At first thought it sounds like something I should love. Books, food, the energy of Decatur, and great authors coming to ME!
However, this year I did not enjoy it as much as last year.

I'm sure it was mostly me, as this year, there were plenty of authors I wanted to hear/see but none I HAD to see.
Last year I got my wish of hearing Sherman Alexie perform (and yes, that is the best word for him) and afterwards he signed my copy of The Business of Fancydancing. (which I've owned for several years. I think it is important that I've owned it for a long time and didn't buy it that day. This proves I'm sooo hardcore!) Anyway, we chatted for a minute and I got a picture taken with him.
This was pure joy as he seems to be in town for something the day after I leave usually.

This year just didn't have the same energy and had too damn many children. I think it is part that Decatur is changing but mostly that the damn economy is so bad that a lot of people stayed home. That and that the roads in ATL were awful this weekend so if you lived anywhere near Decatur, you pretty much couldn't go anywhere else, so might as well do the cheap thing of taking the family to the street carnival.
Cause that's what it was. It was not literary! It was face painting and rocking chair sales and 4.50 root beer floats with awesome ice cream but root beer that was gone in 2 sips.
But the main problem was that the authors felt rushed. There was some bad scheduling which along with the street carnival atmosphere created this bad vibe. All of the authors had to worry about time and limit themselves in what they could cover to leave time for questions. Usually there was only enough time for 3-4 questions. It was all very odd.
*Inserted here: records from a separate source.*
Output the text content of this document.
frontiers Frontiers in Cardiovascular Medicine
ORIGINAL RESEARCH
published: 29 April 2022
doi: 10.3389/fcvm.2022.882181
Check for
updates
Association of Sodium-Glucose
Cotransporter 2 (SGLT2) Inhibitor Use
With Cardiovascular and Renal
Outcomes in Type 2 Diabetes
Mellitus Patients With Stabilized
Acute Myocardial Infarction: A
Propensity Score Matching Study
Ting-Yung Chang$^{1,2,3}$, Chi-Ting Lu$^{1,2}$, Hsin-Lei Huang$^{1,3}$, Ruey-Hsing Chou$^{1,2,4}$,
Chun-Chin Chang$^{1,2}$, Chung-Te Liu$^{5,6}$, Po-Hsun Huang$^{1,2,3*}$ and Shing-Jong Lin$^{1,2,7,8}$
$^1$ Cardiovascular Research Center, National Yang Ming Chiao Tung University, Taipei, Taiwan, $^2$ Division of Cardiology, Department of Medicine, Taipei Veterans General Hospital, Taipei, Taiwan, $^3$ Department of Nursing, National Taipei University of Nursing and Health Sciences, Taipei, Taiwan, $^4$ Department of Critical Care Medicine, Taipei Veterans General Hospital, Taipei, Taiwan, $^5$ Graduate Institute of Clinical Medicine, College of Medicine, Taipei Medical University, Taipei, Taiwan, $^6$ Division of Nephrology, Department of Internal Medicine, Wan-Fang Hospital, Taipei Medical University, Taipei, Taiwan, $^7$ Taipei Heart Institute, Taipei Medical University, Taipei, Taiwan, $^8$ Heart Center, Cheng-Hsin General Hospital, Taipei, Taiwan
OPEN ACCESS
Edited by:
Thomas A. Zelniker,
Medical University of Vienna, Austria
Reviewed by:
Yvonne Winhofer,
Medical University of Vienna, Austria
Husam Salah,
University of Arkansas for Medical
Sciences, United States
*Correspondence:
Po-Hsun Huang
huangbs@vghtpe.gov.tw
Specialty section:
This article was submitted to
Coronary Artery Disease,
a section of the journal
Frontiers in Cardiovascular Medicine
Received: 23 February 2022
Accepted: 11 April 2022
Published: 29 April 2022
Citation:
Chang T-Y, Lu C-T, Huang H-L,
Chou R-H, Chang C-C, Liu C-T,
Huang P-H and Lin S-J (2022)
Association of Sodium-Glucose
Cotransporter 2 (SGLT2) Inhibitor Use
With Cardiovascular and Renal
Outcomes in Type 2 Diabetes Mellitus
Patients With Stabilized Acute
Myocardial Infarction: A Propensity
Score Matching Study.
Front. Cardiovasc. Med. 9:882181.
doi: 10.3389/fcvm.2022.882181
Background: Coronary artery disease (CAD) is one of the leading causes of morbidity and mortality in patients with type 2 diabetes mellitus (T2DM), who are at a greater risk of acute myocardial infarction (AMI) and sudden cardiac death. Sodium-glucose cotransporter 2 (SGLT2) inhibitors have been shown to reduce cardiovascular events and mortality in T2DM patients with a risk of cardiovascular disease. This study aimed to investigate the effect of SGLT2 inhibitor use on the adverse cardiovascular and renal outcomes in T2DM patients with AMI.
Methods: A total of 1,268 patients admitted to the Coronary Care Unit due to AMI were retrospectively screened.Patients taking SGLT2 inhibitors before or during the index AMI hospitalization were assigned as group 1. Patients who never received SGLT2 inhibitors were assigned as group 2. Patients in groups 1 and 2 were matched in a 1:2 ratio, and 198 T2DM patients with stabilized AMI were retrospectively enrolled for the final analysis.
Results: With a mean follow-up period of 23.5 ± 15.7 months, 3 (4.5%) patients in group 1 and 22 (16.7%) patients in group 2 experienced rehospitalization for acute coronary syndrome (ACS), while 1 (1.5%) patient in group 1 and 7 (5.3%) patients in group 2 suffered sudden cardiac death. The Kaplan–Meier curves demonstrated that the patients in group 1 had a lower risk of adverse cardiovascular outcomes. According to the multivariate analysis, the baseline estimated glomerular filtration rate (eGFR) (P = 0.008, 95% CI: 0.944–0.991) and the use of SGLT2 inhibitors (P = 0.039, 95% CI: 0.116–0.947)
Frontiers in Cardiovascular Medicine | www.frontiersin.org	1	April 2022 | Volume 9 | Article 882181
Besides too many kids there were just too many meandering stupid people! I heard two authors speak on what it is like to marry someone from a very different culture and live there and raise a family. One woman is living in Japan with her Japanese family,including her mother-in-law. The other lived in New Zealand with her Maori husband for almost 20 years. Both spoke eloquently on what it is like and the hardships, the rewards, how you don't think like an American anymore, etc. I'm trying to keep the interesting things they said in my head but I keep going back to the retarded comment about raising your kids in a foreign culture one woman asked. She said: "Do your kids know what it is like to be American? I mean, do they do normal American kid stuff and eat normal American stuff like Spaghetti and Meatballs?" UGH.

I did get to hear a living legend though which was the highlight of my day. Amiri Baraka, formerly LeRoy Jones, the former Poet-Laureate of New Jersey, spoke yesterday and he was captivating.http://amiribaraka.com/ He's mainly the reason I started this damn blog that I'm not sure if I want anyone to read yet.
He urged people to get out there and get their voices heard and be truthful. Too many people are waiting to be "discovered" and when they are they are immediately consumed by the commercial capitalist world of publishing. I've always NOT written because a) I was afraid I'd be mediocre and b) intellectually lazy. Baraka helped me see how weak and awful those two things are. He urged us to publish, no matter what, even if it means we do it on the internet and print out at Kinkos--just be authentic.

So, I was grossly unhappy that his time was cut short, I guess due to poor planning, but I am very happy I heard him and have been inspired. We'll see how this stuff all turns out I guess.